É nessa capela que, entre várias pinturas de artistas portugueses e espanhóis, representando a vida da Virgem Maria e a Paixão de Cristo (a ascensão é particularmente “barroca e teatral”, com a imagem de Cristo a destacar-se, esculpida), vemos uma que representa Veríssimo, Máxima e Júlia, os três irmãos mártires.

Tanto a sacristia anexa à capela como a sala das porcelanas acolhem obras de Vieira da Silva – a primeira, belíssimos painéis de azulejos e a segunda uma tapeçaria. Esta integração de obras dos anos 50 do século XX é já resultado da vontade dos embaixadores franceses (o primeiro foi o Conde de Armand, chefe da diplomacia francesa em Portugal no início do século) que passaram a ocupar o palácio a partir de 1909.

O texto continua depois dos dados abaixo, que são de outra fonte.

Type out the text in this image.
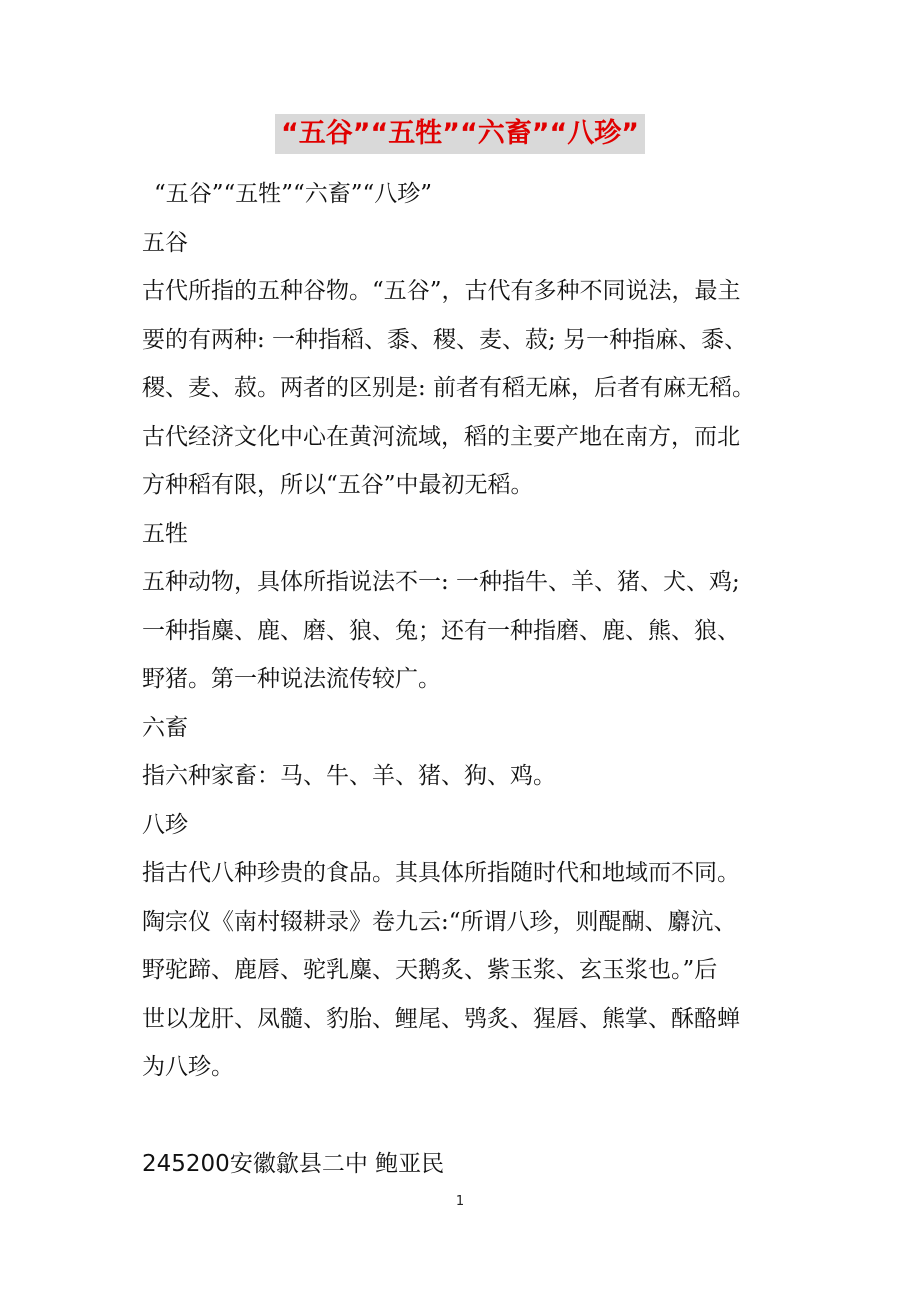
“五谷”“五牲”“六畜”“八珍”

“五谷”“五牲”“六畜”“八珍”

五谷

古代所指的五种谷物。“五谷”，古代有多种不同说法，最主

要的有两种: 一种指稻、黍、稷、麦、菽; 另一种指麻、黍、

稷、麦、菽。两者的区别是: 前者有稻无麻，后者有麻无稻。

古代经济文化中心在黄河流域，稻的主要产地在南方，而北

方种稻有限，所以“五谷”中最初无稻。

五牲

五种动物，具体所指说法不一: 一种指牛、羊、猪、犬、鸡;

一种指麋、鹿、磨、狼、兔；还有一种指磨、鹿、熊、狼、

野猪。第一种说法流传较广。

六畜

指六种家畜：马、牛、羊、猪、狗、鸡。

八珍

指古代八种珍贵的食品。其具体所指随时代和地域而不同。

陶宗仪《南村辍耕录》卷九云:“所谓八珍，则醍醐、麝沆、

野驼蹄、鹿唇、驼乳麋、天鹅炙、紫玉浆、玄玉浆也。”后

世以龙肝、凤髓、豹胎、鲤尾、鸮炙、猩唇、熊掌、酥酪蝉

为八珍。

245200安徽歙县二中 鲍亚民
1
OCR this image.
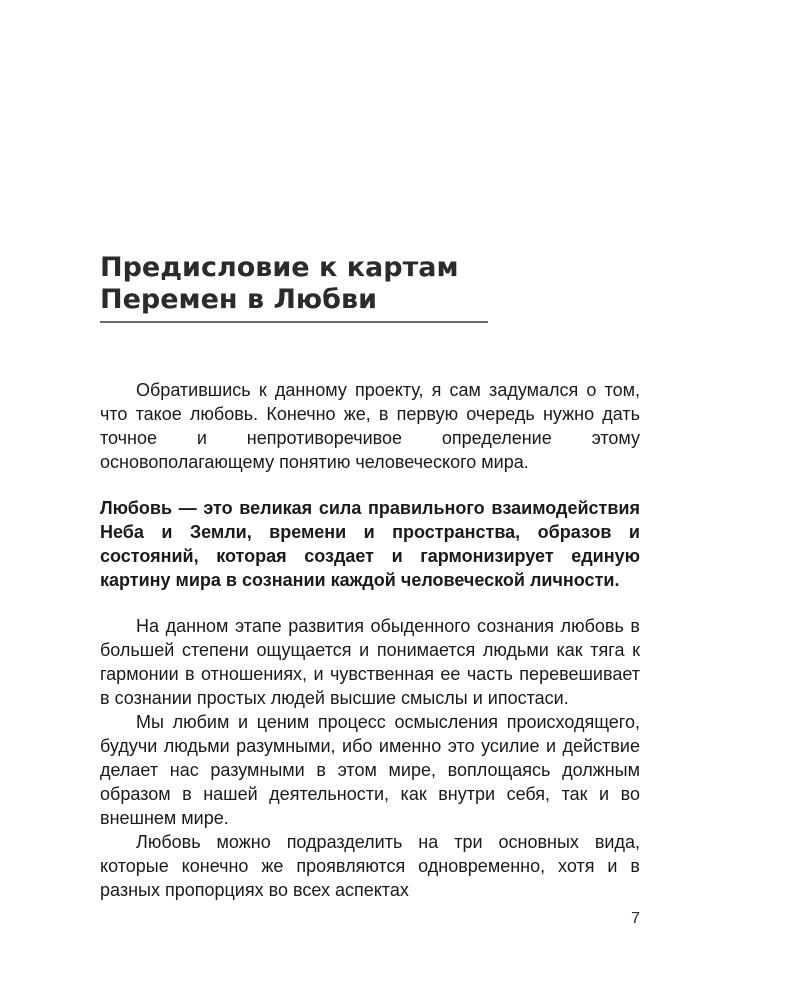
Предисловие к картам
Перемен в Любви

Обратившись к данному проекту, я сам задумался о том, что такое любовь. Конечно же, в первую очередь нужно дать точное и непротиворечивое определение этому основополагающему понятию человеческого мира.

Любовь — это великая сила правильного взаимодействия Неба и Земли, времени и пространства, образов и состояний, которая создает и гармонизирует единую картину мира в сознании каждой человеческой личности.

На данном этапе развития обыденного сознания любовь в большей степени ощущается и понимается людьми как тяга к гармонии в отношениях, и чувственная ее часть перевешивает в сознании простых людей высшие смыслы и ипостаси.

Мы любим и ценим процесс осмысления происходящего, будучи людьми разумными, ибо именно это усилие и действие делает нас разумными в этом мире, воплощаясь должным образом в нашей деятельности, как внутри себя, так и во внешнем мире.

Любовь можно подразделить на три основных вида, которые конечно же проявляются одновременно, хотя и в разных пропорциях во всех аспектах

7
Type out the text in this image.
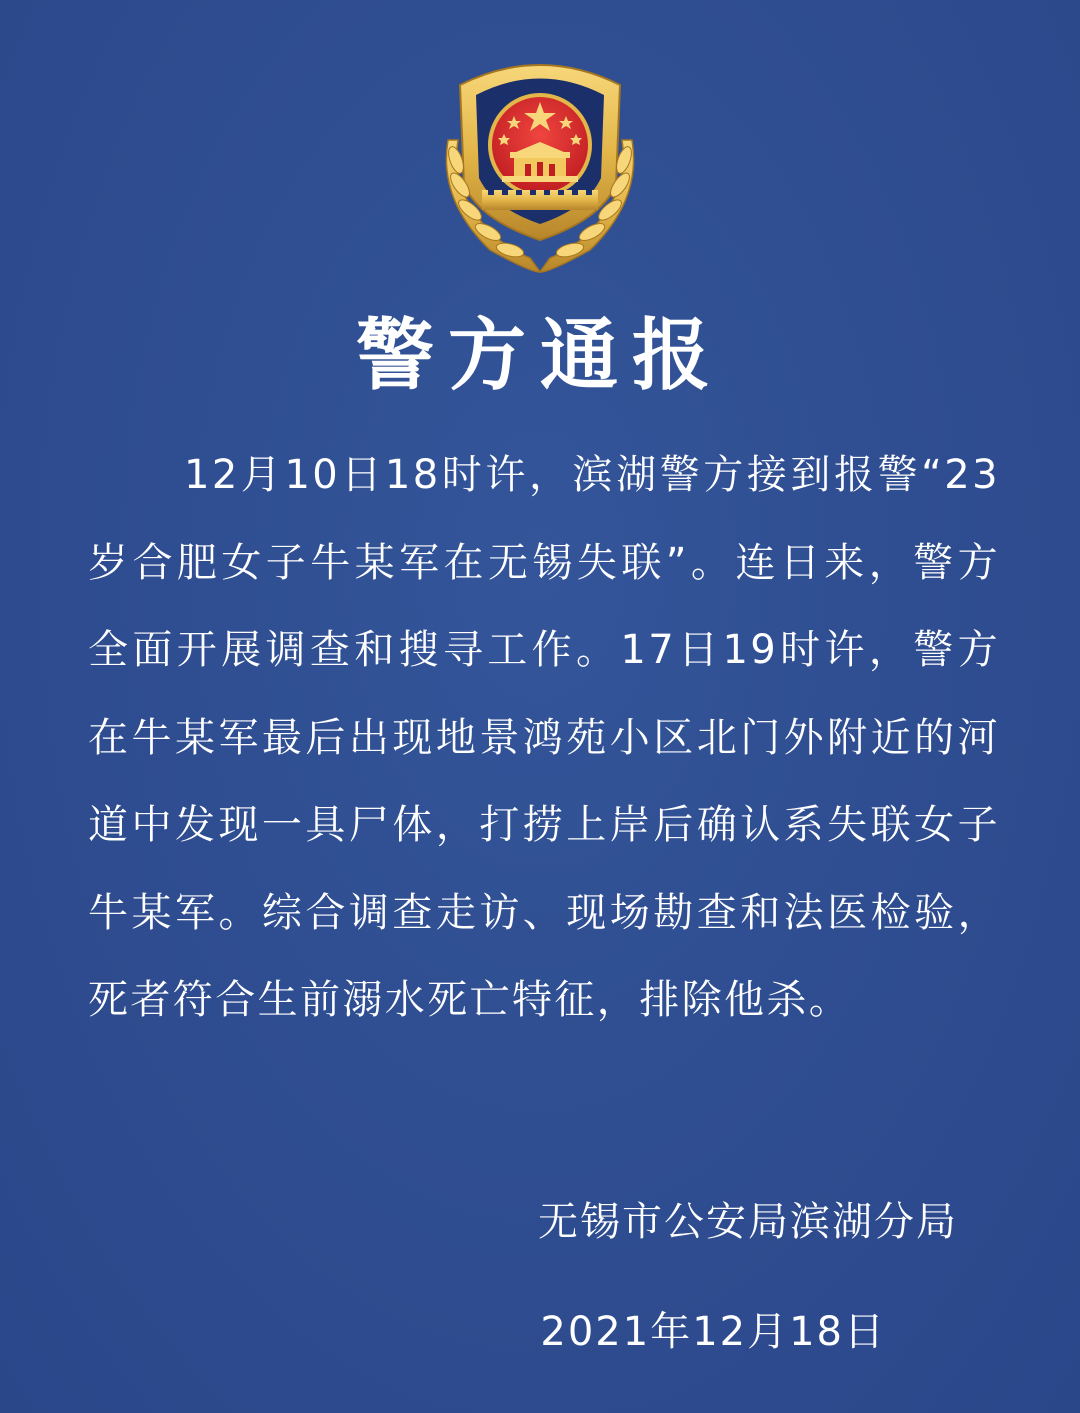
警方通报

12月10日18时许，滨湖警方接到报警“23岁合肥女子牛某军在无锡失联”。连日来，警方全面开展调查和搜寻工作。17日19时许，警方在牛某军最后出现地景鸿苑小区北门外附近的河道中发现一具尸体，打捞上岸后确认系失联女子牛某军。综合调查走访、现场勘查和法医检验，死者符合生前溺水死亡特征，排除他杀。

无锡市公安局滨湖分局
2021年12月18日
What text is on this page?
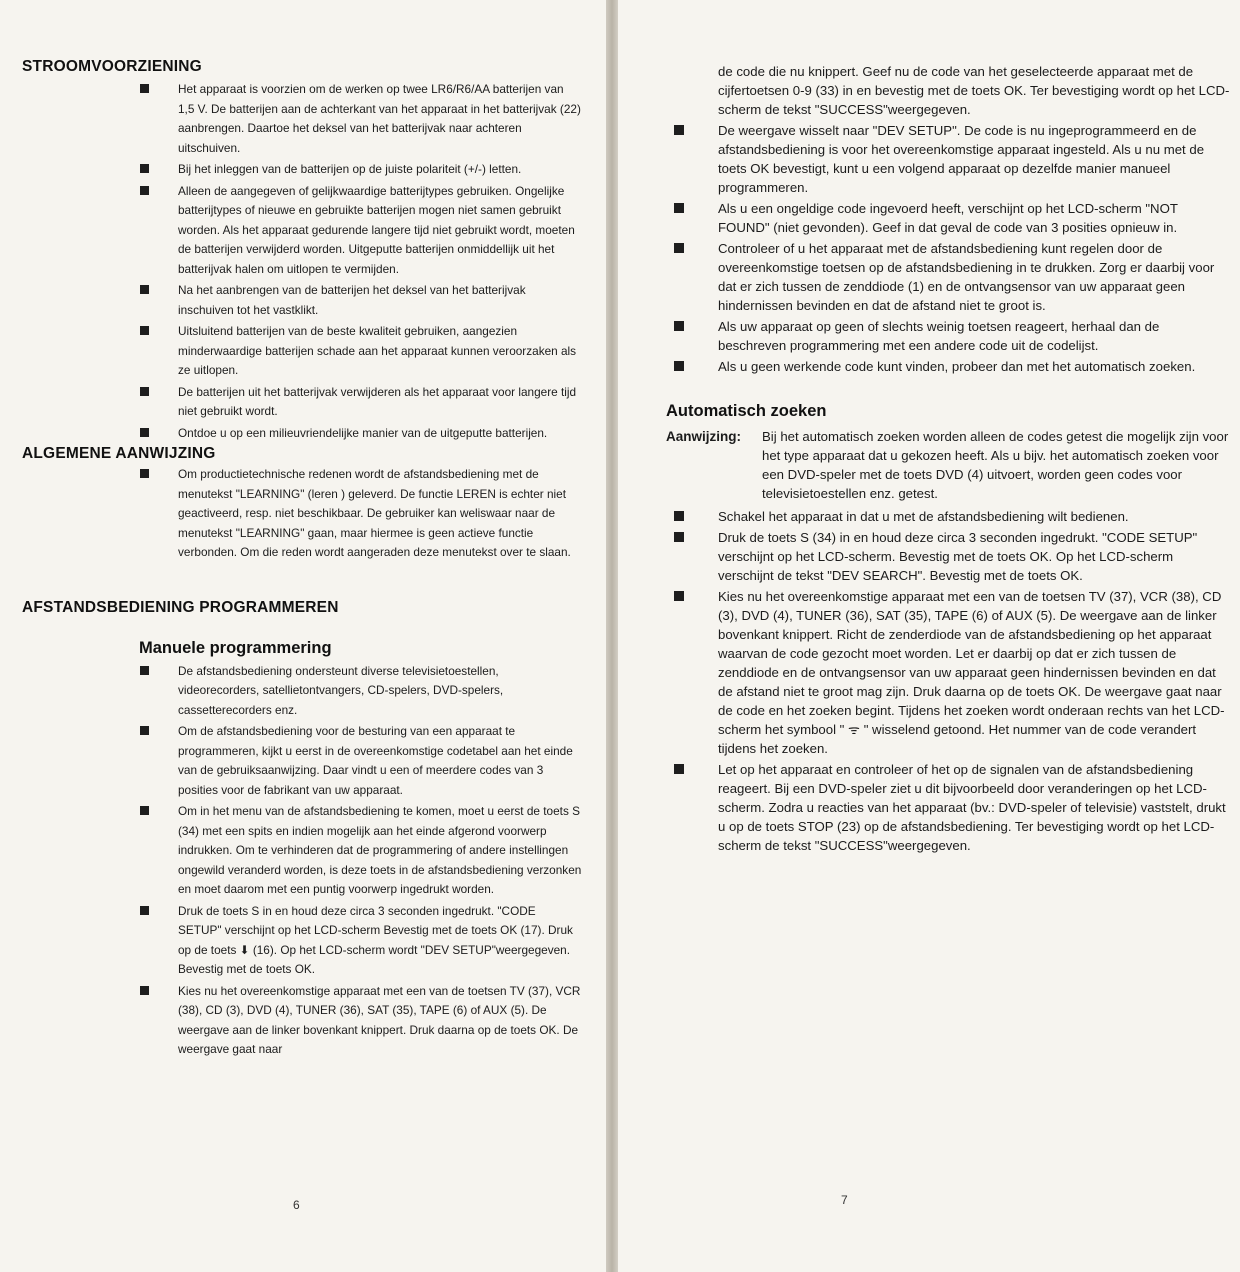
STROOMVOORZIENING
Het apparaat is voorzien om de werken op twee LR6/R6/AA batterijen van 1,5 V. De batterijen aan de achterkant van het apparaat in het batterijvak (22) aanbrengen. Daartoe het deksel van het batterijvak naar achteren uitschuiven.
Bij het inleggen van de batterijen op de juiste polariteit (+/-) letten.
Alleen de aangegeven of gelijkwaardige batterijtypes gebruiken. Ongelijke batterijtypes of nieuwe en gebruikte batterijen mogen niet samen gebruikt worden. Als het apparaat gedurende langere tijd niet gebruikt wordt, moeten de batterijen verwijderd worden. Uitgeputte batterijen onmiddellijk uit het batterijvak halen om uitlopen te vermijden.
Na het aanbrengen van de batterijen het deksel van het batterijvak inschuiven tot het vastklikt.
Uitsluitend batterijen van de beste kwaliteit gebruiken, aangezien minderwaardige batterijen schade aan het apparaat kunnen veroorzaken als ze uitlopen.
De batterijen uit het batterijvak verwijderen als het apparaat voor langere tijd niet gebruikt wordt.
Ontdoe u op een milieuvriendelijke manier van de uitgeputte batterijen.
ALGEMENE AANWIJZING
Om productietechnische redenen wordt de afstandsbediening met de menutekst "LEARNING" (leren ) geleverd. De functie LEREN is echter niet geactiveerd, resp. niet beschikbaar. De gebruiker kan weliswaar naar de menutekst "LEARNING" gaan, maar hiermee is geen actieve functie verbonden. Om die reden wordt aangeraden deze menutekst over te slaan.
AFSTANDSBEDIENING PROGRAMMEREN
Manuele programmering
De afstandsbediening ondersteunt diverse televisietoestellen, videorecorders, satellietontvangers, CD-spelers, DVD-spelers, cassetterecorders enz.
Om de afstandsbediening voor de besturing van een apparaat te programmeren, kijkt u eerst in de overeenkomstige codetabel aan het einde van de gebruiksaanwijzing. Daar vindt u een of meerdere codes van 3 posities voor de fabrikant van uw apparaat.
Om in het menu van de afstandsbediening te komen, moet u eerst de toets S (34) met een spits en indien mogelijk aan het einde afgerond voorwerp indrukken. Om te verhinderen dat de programmering of andere instellingen ongewild veranderd worden, is deze toets in de afstandsbediening verzonken en moet daarom met een puntig voorwerp ingedrukt worden.
Druk de toets S in en houd deze circa 3 seconden ingedrukt. "CODE SETUP" verschijnt op het LCD-scherm Bevestig met de toets OK (17). Druk op de toets ⬇ (16). Op het LCD-scherm wordt "DEV SETUP"weergegeven. Bevestig met de toets OK.
Kies nu het overeenkomstige apparaat met een van de toetsen TV (37), VCR (38), CD (3), DVD (4), TUNER (36), SAT (35), TAPE (6) of AUX (5). De weergave aan de linker bovenkant knippert. Druk daarna op de toets OK. De weergave gaat naar
6
de code die nu knippert. Geef nu de code van het geselecteerde apparaat met de cijfertoetsen 0-9 (33) in en bevestig met de toets OK. Ter bevestiging wordt op het LCD-scherm de tekst "SUCCESS"weergegeven.
De weergave wisselt naar "DEV SETUP". De code is nu ingeprogrammeerd en de afstandsbediening is voor het overeenkomstige apparaat ingesteld. Als u nu met de toets OK bevestigt, kunt u een volgend apparaat op dezelfde manier manueel programmeren.
Als u een ongeldige code ingevoerd heeft, verschijnt op het LCD-scherm "NOT FOUND" (niet gevonden). Geef in dat geval de code van 3 posities opnieuw in.
Controleer of u het apparaat met de afstandsbediening kunt regelen door de overeenkomstige toetsen op de afstandsbediening in te drukken. Zorg er daarbij voor dat er zich tussen de zenddiode (1) en de ontvangsensor van uw apparaat geen hindernissen bevinden en dat de afstand niet te groot is.
Als uw apparaat op geen of slechts weinig toetsen reageert, herhaal dan de beschreven programmering met een andere code uit de codelijst.
Als u geen werkende code kunt vinden, probeer dan met het automatisch zoeken.
Automatisch zoeken
Aanwijzing: Bij het automatisch zoeken worden alleen de codes getest die mogelijk zijn voor het type apparaat dat u gekozen heeft. Als u bijv. het automatisch zoeken voor een DVD-speler met de toets DVD (4) uitvoert, worden geen codes voor televisietoestellen enz. getest.
Schakel het apparaat in dat u met de afstandsbediening wilt bedienen.
Druk de toets S (34) in en houd deze circa 3 seconden ingedrukt. "CODE SETUP" verschijnt op het LCD-scherm. Bevestig met de toets OK. Op het LCD-scherm verschijnt de tekst "DEV SEARCH". Bevestig met de toets OK.
Kies nu het overeenkomstige apparaat met een van de toetsen TV (37), VCR (38), CD (3), DVD (4), TUNER (36), SAT (35), TAPE (6) of AUX (5). De weergave aan de linker bovenkant knippert. Richt de zenderdiode van de afstandsbediening op het apparaat waarvan de code gezocht moet worden. Let er daarbij op dat er zich tussen de zenddiode en de ontvangsensor van uw apparaat geen hindernissen bevinden en dat de afstand niet te groot mag zijn. Druk daarna op de toets OK. De weergave gaat naar de code en het zoeken begint. Tijdens het zoeken wordt onderaan rechts van het LCD-scherm het symbool " ᯤ " wisselend getoond. Het nummer van de code verandert tijdens het zoeken.
Let op het apparaat en controleer of het op de signalen van de afstandsbediening reageert. Bij een DVD-speler ziet u dit bijvoorbeeld door veranderingen op het LCD-scherm. Zodra u reacties van het apparaat (bv.: DVD-speler of televisie) vaststelt, drukt u op de toets STOP (23) op de afstandsbediening. Ter bevestiging wordt op het LCD-scherm de tekst "SUCCESS"weergegeven.
7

A visita inclui ainda a sala vestibular, onde podem ser vistas, no tecto, as armas da família Lancastre e onde o mobiliário continua a ser todo ele português; a sala de refeições; a sala da música, com a decoração encomendada por D. Pedro de Lancastre ao pintor Pedro Alexandrino de Carvalho, que lhe imprime um estilo neo-clássico; e o salão nobre com o seu mobiliário nacional francês (embora o chão esteja decorado com um tapete de Arraiolos encomendado à medida) e os retratos de embaixadores e reis de França.